Violet hastened to throw a waterproof cloak about Lulu's shoulders, and bade her hurry to the house, rub hard with a coarse towel, and put on dry clothing.

"I will go with you," she added, "if you wish."

"Oh no, thank you, Mamma Vi," Lulu answered, in a lively, happy tone. "I can do it all quite well myself, and it must be fun for you to sit here and watch the bathers."

"Well, dear, rub till you are in a glow," Violet said, as the little girl sped on her way.

"Oh mamma, see, see!" cried Grace, more than half frightened at the sight; "papa has gone away, way out, and Maxie with him. Oh, aren't you afraid they will drown?"

"No, Gracie dear; I think we may safely trust your father's prudence and skill as a swimmer," Violet answered. "Ah, there come Grandma Rose and my mother; but Zoe and Betty seem to be enjoying it too much to leave yet."

"Mamma, let's stay here till our people all come out; papa and Maxie, any way" Grace said, persuasively.

"Yes; we will if you wish," said Violet. "I was just thinking I must go in to see how baby is doing; but here comes Dinah, bringing her to me."

There was no accident that day, and everybody was enthusiastic in praise of the bathing. Zoe and Betty would have liked to stay in the water much longer than their escorts deemed prudent, but yielded to their better judgment.

The next morning there was a division of their forces: the Dinsmores, Mrs. Elsie Travilla, Rosie, and Walter, and the Raymonds taking an early start for Nantucket Town, the others remaining behind to enjoy a repetition of the surf bath at 'Sconset.

The Nantucket party drove directly to the bathing house of the town, and the little girls took their first lesson in swimming. They all thought it "very nice," even Grace soon forgetting her timidity in the quiet water and with her father to take care of her.

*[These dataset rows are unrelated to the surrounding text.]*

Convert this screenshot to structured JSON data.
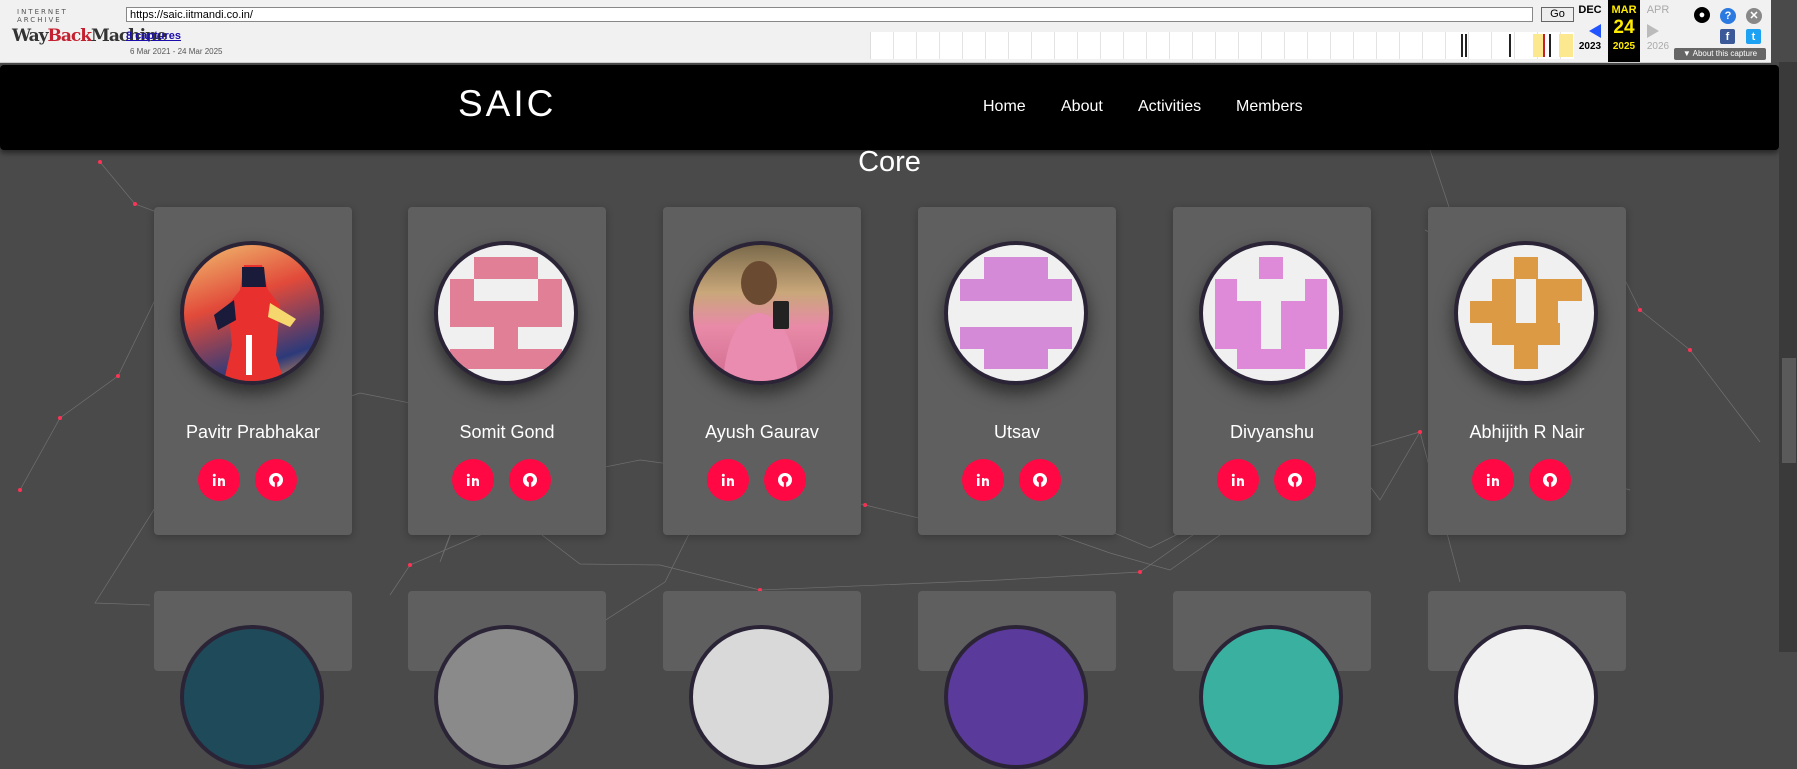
{
  "wayback": {
    "logo_top": "INTERNET ARCHIVE",
    "logo_main_1": "Way",
    "logo_main_2": "Back",
    "logo_main_3": "Machine",
    "url": "https://saic.iitmandi.co.in/",
    "go_label": "Go",
    "captures_label": "8 captures",
    "date_range": "6 Mar 2021 - 24 Mar 2025",
    "prev_month": "DEC",
    "prev_year": "2023",
    "cur_month": "MAR",
    "cur_day": "24",
    "cur_year": "2025",
    "next_month": "APR",
    "next_year": "2026",
    "about_label": "About this capture",
    "icons": [
      "user-icon",
      "help-icon",
      "close-icon",
      "facebook-icon",
      "twitter-icon"
    ]
  },
  "navbar": {
    "brand": "SAIC",
    "links": [
      "Home",
      "About",
      "Activities",
      "Members"
    ]
  },
  "section": {
    "title": "Core"
  },
  "members": [
    {
      "name": "Pavitr Prabhakar",
      "avatar": "photo-illustration"
    },
    {
      "name": "Somit Gond",
      "avatar": "identicon",
      "color": "#e07f95"
    },
    {
      "name": "Ayush Gaurav",
      "avatar": "photo"
    },
    {
      "name": "Utsav",
      "avatar": "identicon",
      "color": "#d58ad8"
    },
    {
      "name": "Divyanshu",
      "avatar": "identicon",
      "color": "#de8ad8"
    },
    {
      "name": "Abhijith R Nair",
      "avatar": "identicon",
      "color": "#dc9a45"
    }
  ],
  "social_icons": [
    "linkedin-icon",
    "github-icon"
  ],
  "colors": {
    "accent": "#ff0844",
    "background": "#4a4a4a",
    "card": "#5f5f5f",
    "navbar": "#000000"
  }
}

After that they went about the town visiting places of note--the Athenaeum, the oldest house, dating back more than a hundred years, no longer habitable, but kept as a relic of olden times, so important that a visit to it is a part of the regular curriculum of the summer sojourner in Nantucket; then to the news-room, where they wrote their names in the "Visitors' Book;" then to the stores to view, among other things, the antique furniture and old crockery on exhibition there and for sale.

Many of these stores, situate in wide, handsome streets, were quite city-like in size and in their display of goods.

Dinner at one of the hotels was next in order; after that a delightful sail on the harbor, then around Brant Point and over the bar out into the sea.

Here the boat new before the wind, dancing and rocking on the waves to the intense delight of the older children; but Gracie was afraid till her father took her in his arms and held her fast, assuring her they were in no danger.

As she had unbounded confidence in "papa's" word, and believed he knew all about the sea, this quieted her fears and made the rest of the sail as thoroughly enjoyable to her as it was to the others.

The drive back to 'Sconset, with the full moon shining on moor and sea, was scarcely less delightful. They reached their cottage home full of enthusiasm over the day's experiences, ready to do ample justice to a substantial supper, and then for a long delicious night's sleep.